Isto não é sobre sexo. Isto é sobre poder

Para compreender a polémica em torno dos casais recasados é preciso recuar aos sínodos da família de 2014 e 2015. O que aí aconteceu foi isto: o Papa perdeu.

O Vaticano não é para meninos de coro, e por isso a nossa memória dos últimos três Papas tem uma coisa em comum: homens consumidos até à exaustão. João Paulo II morreu à nossa frente; Bento XVI abdicou com estrondo; a energia de Francisco esfumou-se em três anos. Ainda assim, Jorge Bergoglio está a tentar mudar a Igreja Católica como já não se via desde João XXIII. Uns ficaram muito contentes, outros ficaram muito tristes. Os primeiros admitem-no. Os segundos, não.

Para compreender a polémica em torno dos casais recasados é preciso recuar aos sínodos da família de 2014 e 2015. O que aí aconteceu foi isto: o Papa perdeu. Francisco nunca desejou mudanças profundas na doutrina, mas quis mudanças na forma como a Igreja acolhe aqueles que considera pecadores. Uma Igreja demasiado prescritiva – acredita ele – é anti-evangélica: o caminho de Jesus foi sempre de acolhimento e de simplificação em relação a uma leitura demasiado restritiva e regulamentada da palavra de Deus. Curou ao sábado; sobrepôs o perdão à punição do pecado; resumiu os dez mandamentos a dois.

Por isso, ao convocar o sínodo da família, Francisco considerou o problema dos casais recasados uma prioridade. Infelizmente, não conseguiu alcançar qualquer consenso. Num gesto provocador, cinco cardeais publicaram o livro Remaining in the Truth of Christ: Marriage and Communion in the Catholic Church nas vésperas do primeiro sínodo, defendendo que não poderia haver cedências nessa matéria. Ao lançar, em 2016, a exortação apostólica A Alegria do Amor, Francisco foi obrigado a manter-se ambíguo em relação ao tema. Ambíguo – mas não conformado.

A solução que encontrou foi habilidosa: agarrou na interpretação liberal que os bispos argentinos fizeram da sua exortação e disse que ela estava certa e não havia outra. Sim, do documento consta a tal “vida em continência”, mas isso era apenas milho para os pardais – o importante é que a resolução do problema era enviada para o nível pastoral. Como quem diz: cada pastor é que sabe aquilo que cada ovelha necessita. Isso é tudo o que Francisco quer ouvir. A teoria mantém-se, a prática altera-se. E por isso, ele resolveu saltar por cima das conferências episcopais e interpelar directamente os bispos para reflectirem sobre a matéria.
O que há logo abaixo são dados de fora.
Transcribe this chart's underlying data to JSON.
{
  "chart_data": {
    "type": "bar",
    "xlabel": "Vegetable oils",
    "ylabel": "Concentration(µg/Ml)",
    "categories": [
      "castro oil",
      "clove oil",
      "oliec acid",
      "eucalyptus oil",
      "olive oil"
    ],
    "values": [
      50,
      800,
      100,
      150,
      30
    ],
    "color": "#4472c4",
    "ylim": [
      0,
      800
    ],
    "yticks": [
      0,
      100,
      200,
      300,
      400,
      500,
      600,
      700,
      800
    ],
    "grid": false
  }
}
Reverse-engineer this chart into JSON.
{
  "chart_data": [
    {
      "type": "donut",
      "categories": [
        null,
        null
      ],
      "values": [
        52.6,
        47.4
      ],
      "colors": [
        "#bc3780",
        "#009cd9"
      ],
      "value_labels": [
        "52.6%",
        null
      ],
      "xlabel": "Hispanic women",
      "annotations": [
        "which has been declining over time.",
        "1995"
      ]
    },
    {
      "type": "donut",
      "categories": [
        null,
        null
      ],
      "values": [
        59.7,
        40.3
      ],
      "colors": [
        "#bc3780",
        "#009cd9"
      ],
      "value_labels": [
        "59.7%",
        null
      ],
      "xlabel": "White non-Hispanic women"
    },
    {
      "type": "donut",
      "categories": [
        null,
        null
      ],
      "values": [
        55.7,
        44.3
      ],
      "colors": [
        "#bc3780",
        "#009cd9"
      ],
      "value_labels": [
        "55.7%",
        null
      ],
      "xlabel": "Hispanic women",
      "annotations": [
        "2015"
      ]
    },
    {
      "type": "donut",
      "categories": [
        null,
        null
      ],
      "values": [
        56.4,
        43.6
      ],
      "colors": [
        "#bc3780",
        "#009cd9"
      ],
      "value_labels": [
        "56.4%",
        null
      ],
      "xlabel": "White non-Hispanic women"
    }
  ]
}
A única forma de fazer avançar a Igreja sem criar mais cismas é com mudanças locais.

D. Manuel Clemente chamou-lhe um “discernimento dinâmico”, o que na prática significa isto: as paróquias mais conservadoras continuam a ter à sua disposição as respostas inflexíveis que tanto apreciam (incluindo a bizarria do celibato entre casais e a promoção da indústria das nulidades), mas as paróquias onde a recusa dos sacramentos a certos cristãos recasados é vista como uma crueldade anti-evangélica já não estão condenadas a afastá-los para todo o sempre dos sacramentos. Esta segunda possibilidade coloca metade do Vaticano com os cabelos em pé.

O padre Miguel Almeida, que sobre este tema escreveu um texto com o qual concordo pouco (“O Patriarca e o sexo dos recasados”) e um texto com o qual concordo muito (“A reforma mais difícil de Francisco”), disse tudo em três frases: “Juntemos a descentralização da autoridade eclesial a uma real importância dada à consciência dos fiéis e temos o fim do clericalismo. Esta é a grande bomba da reforma bergogliana. E é certamente uma das causas escondidas, mas poderosa, das grandes críticas a Francisco.”

Isto não é sobre sexo. Isto é mesmo sobre poder.